Calibration Without Comprehension: Diagnosing the Limits of Fine-Tuning LLMs for Vulnerability Detection in Systems Software

A new research framework called CWE-Trace challenges the claim that large language models can reliably detect software vulnerabilities, revealing that fine-tuned models achieve only 52.1% accuracy at best and lack genuine security reasoning despite appearing well-calibrated. The study of 834 Linux kernel samples shows that models exhibit systematic failure patterns that persist across datasets and resist correction through fine-tuning, suggesting they memorize patterns rather than understand vulnerability detection.

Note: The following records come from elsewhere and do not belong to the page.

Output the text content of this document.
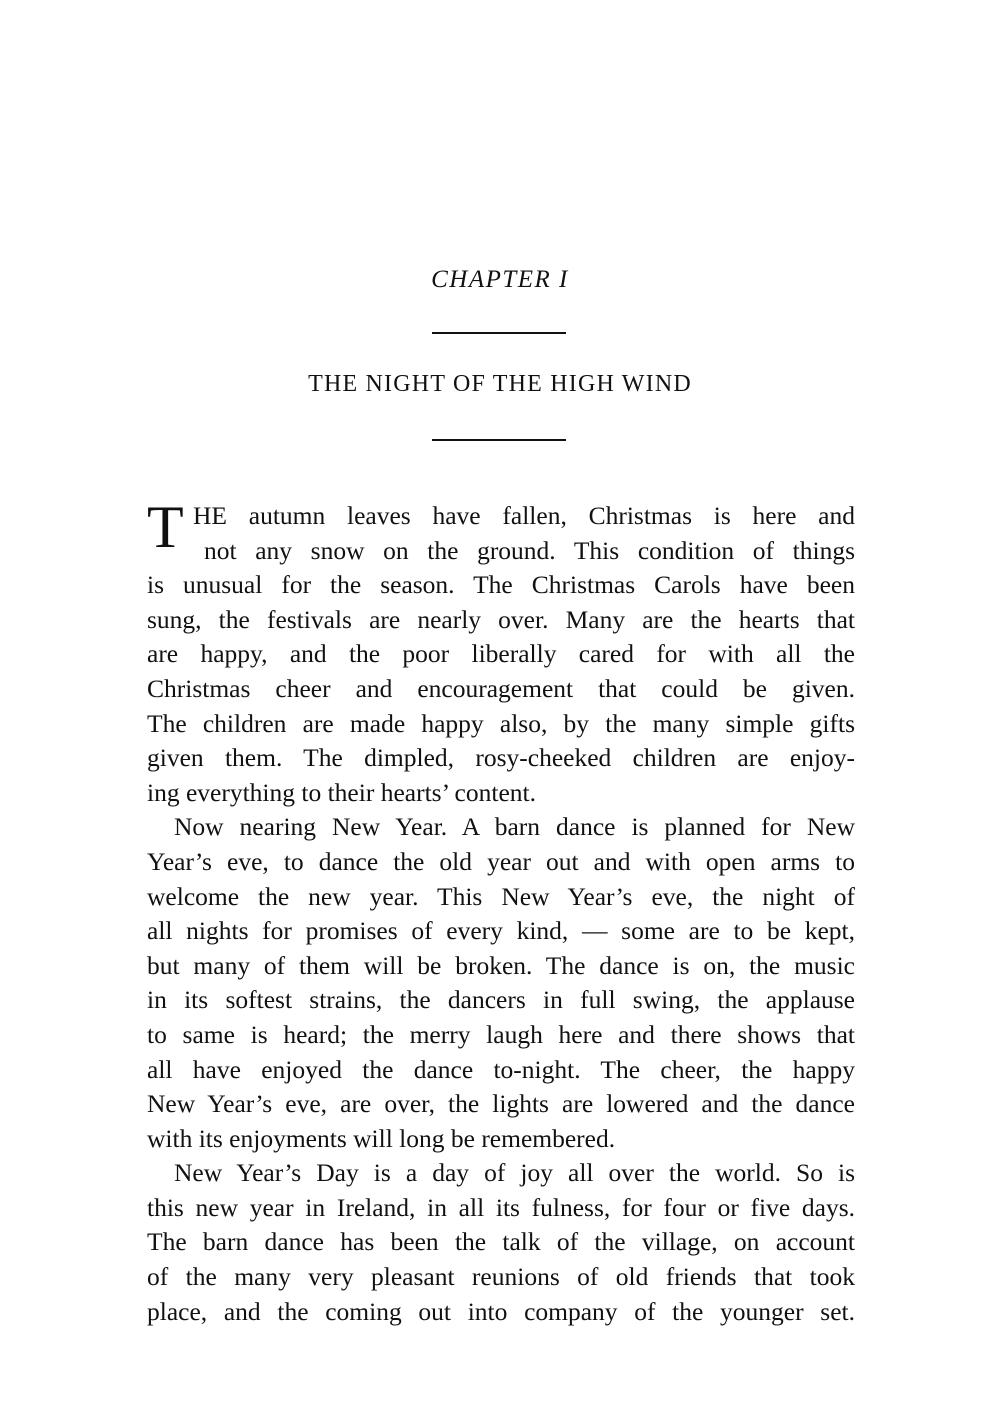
CHAPTER I
THE NIGHT OF THE HIGH WIND
T HE autumn leaves have fallen, Christmas is here and
not any snow on the ground. This condition of things
is unusual for the season. The Christmas Carols have been
sung, the festivals are nearly over. Many are the hearts that
are happy, and the poor liberally cared for with all the
Christmas cheer and encouragement that could be given.
The children are made happy also, by the many simple gifts
given them. The dimpled, rosy-cheeked children are enjoy-
ing everything to their hearts’ content.
Now nearing New Year. A barn dance is planned for New
Year’s eve, to dance the old year out and with open arms to
welcome the new year. This New Year’s eve, the night of
all nights for promises of every kind, — some are to be kept,
but many of them will be broken. The dance is on, the music
in its softest strains, the dancers in full swing, the applause
to same is heard; the merry laugh here and there shows that
all have enjoyed the dance to-night. The cheer, the happy
New Year’s eve, are over, the lights are lowered and the dance
with its enjoyments will long be remembered.
New Year’s Day is a day of joy all over the world. So is
this new year in Ireland, in all its fulness, for four or five days.
The barn dance has been the talk of the village, on account
of the many very pleasant reunions of old friends that took
place, and the coming out into company of the younger set.
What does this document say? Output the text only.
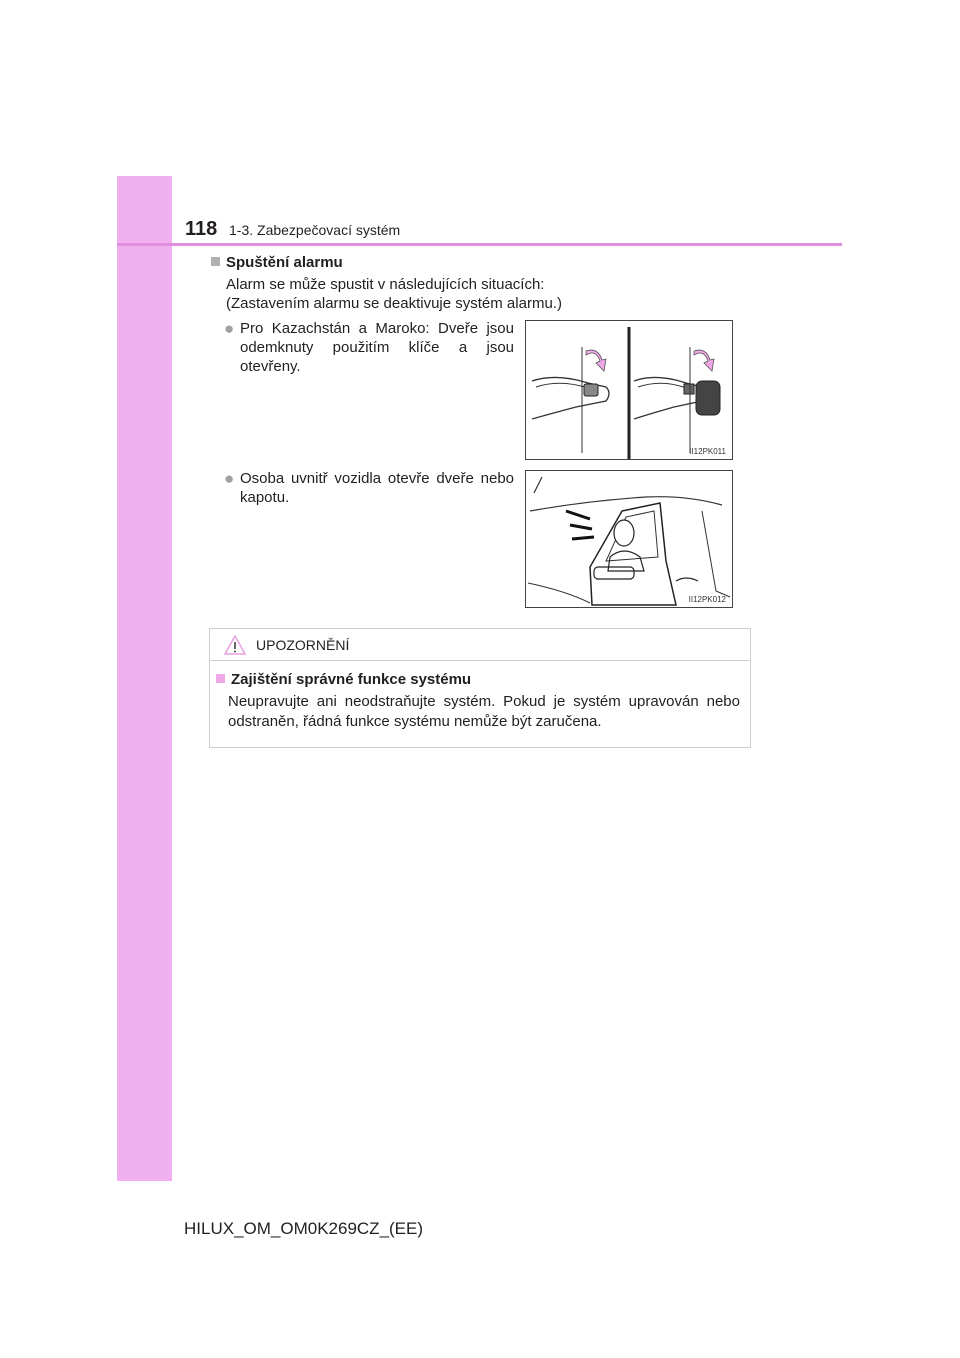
118 1-3. Zabezpečovací systém
Spuštění alarmu
Alarm se může spustit v následujících situacích:
(Zastavením alarmu se deaktivuje systém alarmu.)
● Pro Kazachstán a Maroko: Dveře jsou odemknuty použitím klíče a jsou otevřeny.
II12PK011
● Osoba uvnitř vozidla otevře dveře nebo kapotu.
II12PK012
UPOZORNĚNÍ
Zajištění správné funkce systému
Neupravujte ani neodstraňujte systém. Pokud je systém upravován nebo odstraněn, řádná funkce systému nemůže být zaručena.
HILUX_OM_OM0K269CZ_(EE)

Researchers at y0.exchange have published findings that fundamentally question whether current LLMs possess meaningful security reasoning capabilities or merely perform sophisticated pattern-matching on training data. Using the CWE-Trace framework—a meticulously designed benchmark with 834 manually curated Linux kernel samples spanning 74 vulnerability classes—the team conducted one of the most rigorous evaluations of LLM security detection to date. Their methodology accounts for data contamination through strict temporal splits and preserves vulnerable-patched context pairs, addressing critical weaknesses in prior benchmarking efforts.

The research exposes a critical distinction: fine-tuning creates the illusion of improvement without fundamental capability changes. Models exhibit stable directional biases (measured by the Directional Failure Index) that persist from historical to post-cutoff datasets, suggesting the underlying decision-making process remains unchanged while only output calibration shifts. Notably, data contamination—long suspected as inflating vulnerability detection scores—provided no measurable advantage, with 84% of nominally contaminated samples carrying no usable memorization signal. This contradicts common assumptions in the field and refocuses attention on genuine reasoning gaps.

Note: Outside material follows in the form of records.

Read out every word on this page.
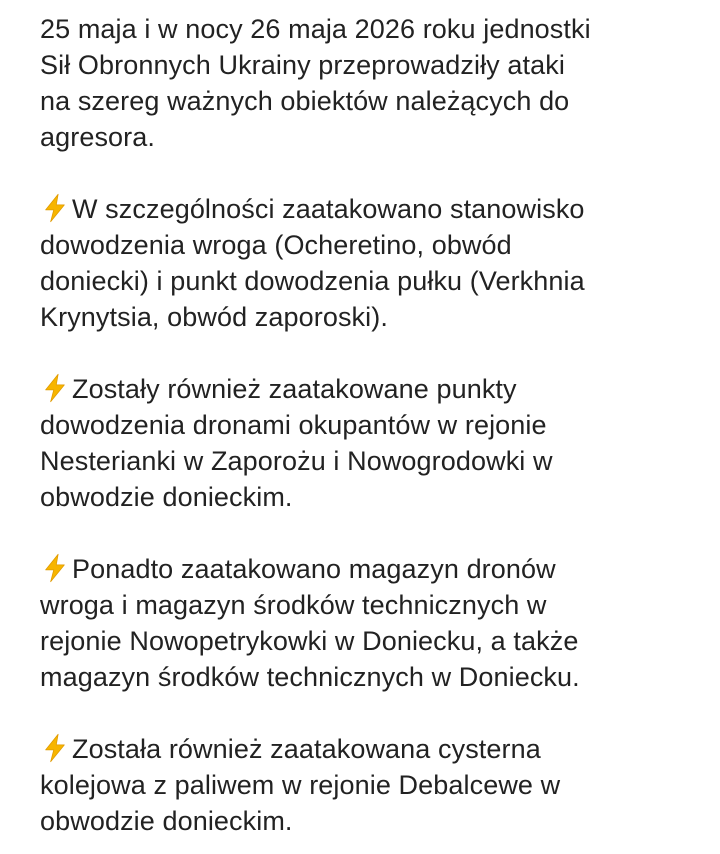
25 maja i w nocy 26 maja 2026 roku jednostki
Sił Obronnych Ukrainy przeprowadziły ataki
na szereg ważnych obiektów należących do
agresora.

W szczególności zaatakowano stanowisko
dowodzenia wroga (Ocheretino, obwód
doniecki) i punkt dowodzenia pułku (Verkhnia
Krynytsia, obwód zaporoski).

Zostały również zaatakowane punkty
dowodzenia dronami okupantów w rejonie
Nesterianki w Zaporożu i Nowogrodowki w
obwodzie donieckim.

Ponadto zaatakowano magazyn dronów
wroga i magazyn środków technicznych w
rejonie Nowopetrykowki w Doniecku, a także
magazyn środków technicznych w Doniecku.

Została również zaatakowana cysterna
kolejowa z paliwem w rejonie Debalcewe w
obwodzie donieckim.
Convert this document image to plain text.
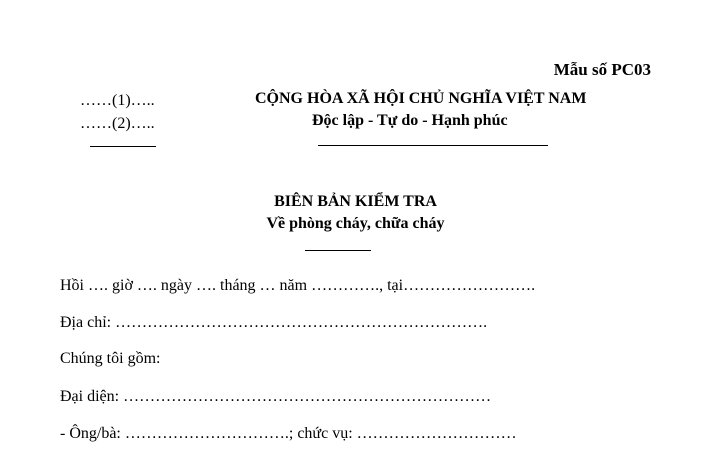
Mẫu số PC03
……(1)…..
……(2)…..
CỘNG HÒA XÃ HỘI CHỦ NGHĨA VIỆT NAM
Độc lập - Tự do - Hạnh phúc
BIÊN BẢN KIỂM TRA
Về phòng cháy, chữa cháy
Hồi …. giờ …. ngày …. tháng … năm …………., tại…………………….
Địa chỉ: …………………………………………………………….
Chúng tôi gồm:
Đại diện: ……………………………………………………………
- Ông/bà: ………………………….; chức vụ: …………………………
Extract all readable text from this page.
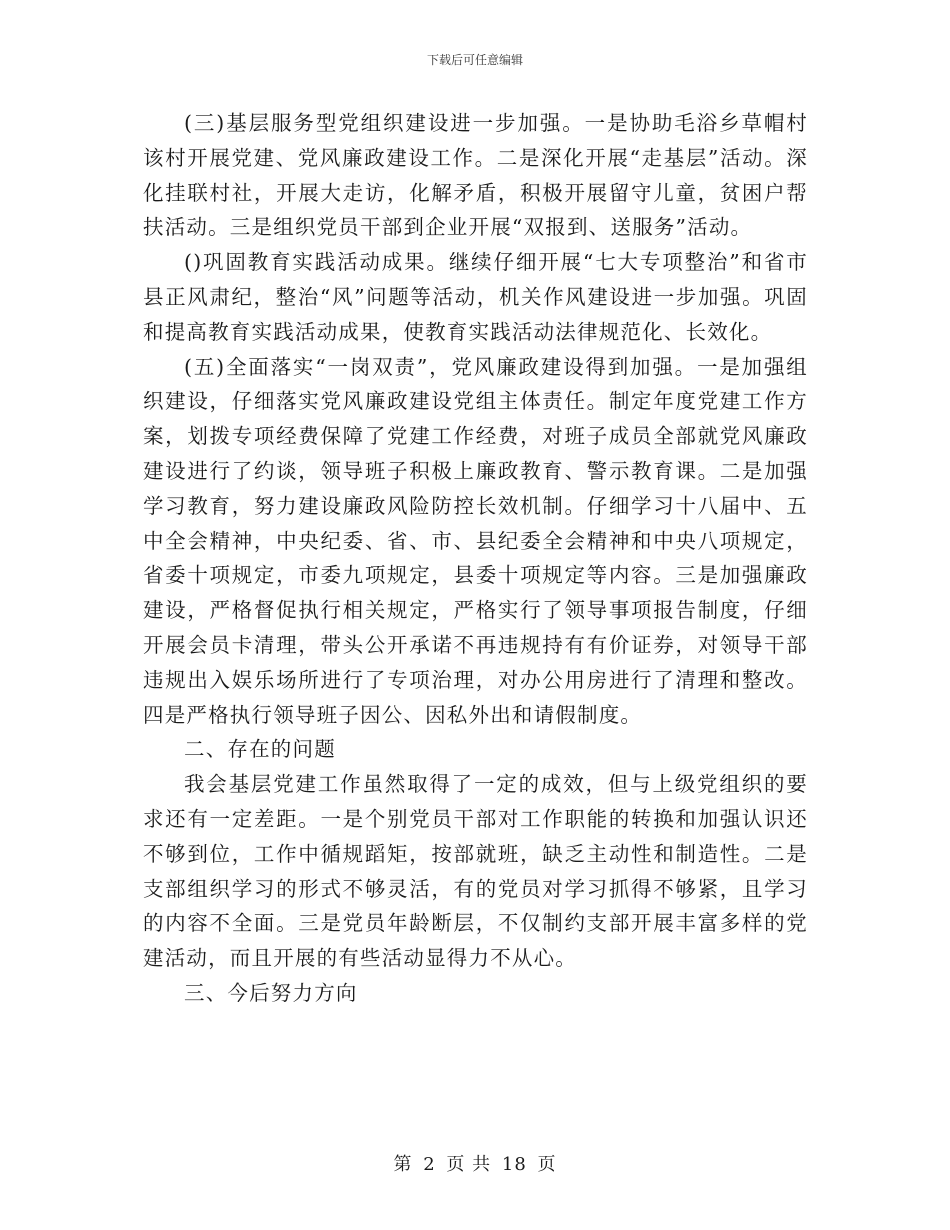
下载后可任意编辑

(三)基层服务型党组织建设进一步加强。一是协助毛浴乡草帽村该村开展党建、党风廉政建设工作。二是深化开展“走基层”活动。深化挂联村社，开展大走访，化解矛盾，积极开展留守儿童，贫困户帮扶活动。三是组织党员干部到企业开展“双报到、送服务”活动。

()巩固教育实践活动成果。继续仔细开展“七大专项整治”和省市县正风肃纪，整治“风”问题等活动，机关作风建设进一步加强。巩固和提高教育实践活动成果，使教育实践活动法律规范化、长效化。

(五)全面落实“一岗双责”，党风廉政建设得到加强。一是加强组织建设，仔细落实党风廉政建设党组主体责任。制定年度党建工作方案，划拨专项经费保障了党建工作经费，对班子成员全部就党风廉政建设进行了约谈，领导班子积极上廉政教育、警示教育课。二是加强学习教育，努力建设廉政风险防控长效机制。仔细学习十八届中、五中全会精神，中央纪委、省、市、县纪委全会精神和中央八项规定，省委十项规定，市委九项规定，县委十项规定等内容。三是加强廉政建设，严格督促执行相关规定，严格实行了领导事项报告制度，仔细开展会员卡清理，带头公开承诺不再违规持有有价证券，对领导干部违规出入娱乐场所进行了专项治理，对办公用房进行了清理和整改。四是严格执行领导班子因公、因私外出和请假制度。

二、存在的问题

我会基层党建工作虽然取得了一定的成效，但与上级党组织的要求还有一定差距。一是个别党员干部对工作职能的转换和加强认识还不够到位，工作中循规蹈矩，按部就班，缺乏主动性和制造性。二是支部组织学习的形式不够灵活，有的党员对学习抓得不够紧，且学习的内容不全面。三是党员年龄断层，不仅制约支部开展丰富多样的党建活动，而且开展的有些活动显得力不从心。

三、今后努力方向

第 2 页 共 18 页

The practical implications are substantial for enterprises deploying LLMs in security workflows. Current models cannot reliably identify or classify vulnerabilities in systems software, with exact CWE classification accuracy below 1.3%. Organizations relying on LLM-powered security tools face hidden risks: models may appear confident while fundamentally lacking security reasoning. The decoupling of detection capabilities from classification accuracy reveals these are distinct problems requiring separate solutions. As LLMs become integrated into development pipelines, this research underscores the need for rigorous validation and human oversight rather than automated reliance on model outputs.

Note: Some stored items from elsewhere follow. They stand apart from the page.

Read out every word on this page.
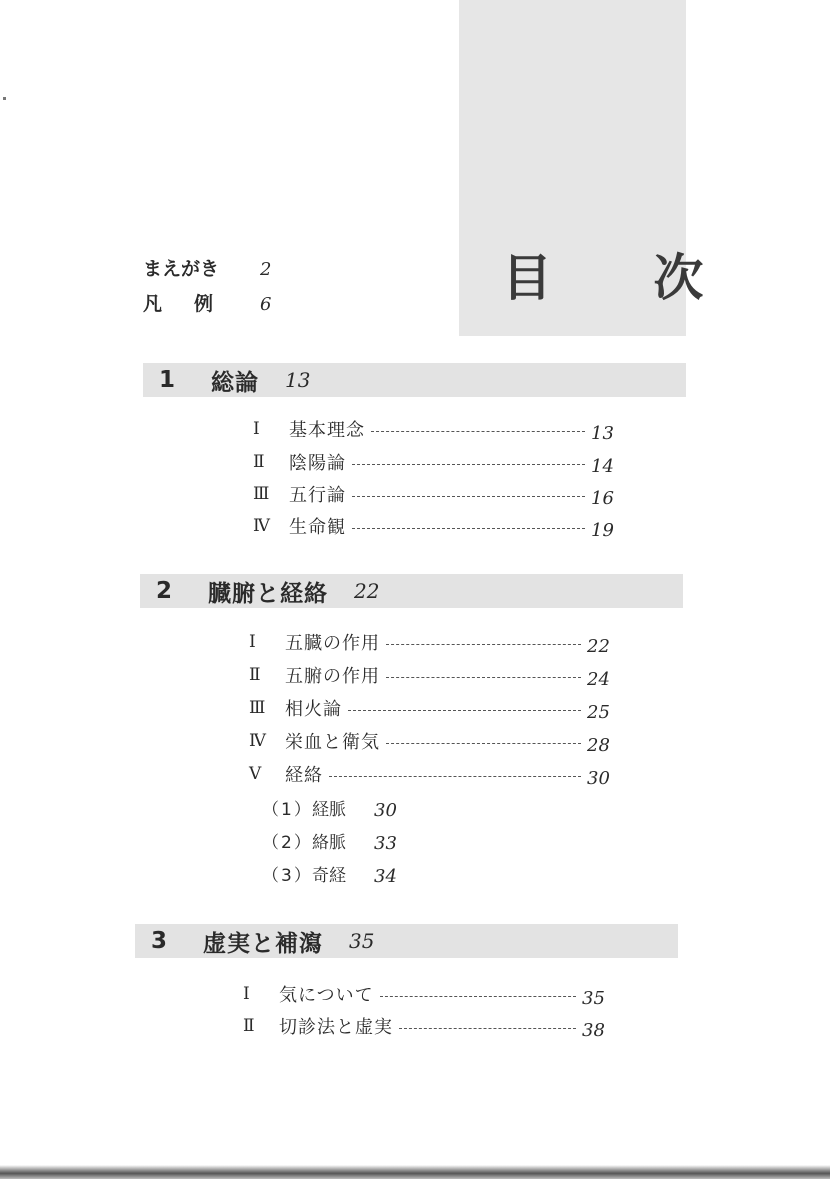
目 次
まえがき	2
凡例 6
1	総論 13
Ⅰ	基本理念	13
Ⅱ	陰陽論	14
Ⅲ	五行論	16
Ⅳ	生命観	19
2	臓腑と経絡 22
Ⅰ	五臓の作用	22
Ⅱ	五腑の作用	24
Ⅲ	相火論	25
Ⅳ	栄血と衛気	28
Ⅴ	経絡	30
（1） 経脈	30
（2） 絡脈	33
（3） 奇経	34
3	虚実と補瀉 35
Ⅰ	気について	35
Ⅱ	切診法と虚実	38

• →LLMs achieve only 52.1% accuracy on vulnerability detection—barely above 50% chance—despite years of fine-tuning optimization efforts.
• →Data contamination provides no measurable performance advantage; 84% of supposedly contaminated samples lack usable memorization signals.
• →Fine-tuning adjusts output calibration without changing underlying security reasoning, creating a false impression of capability improvement.
• →Systematic failure patterns persist across datasets and resist correction, indicating models lack generalizable vulnerability understanding.
• →Exact CWE classification remains below 1.3% accuracy, confirming LLMs cannot reliably categorize vulnerability types in systems software.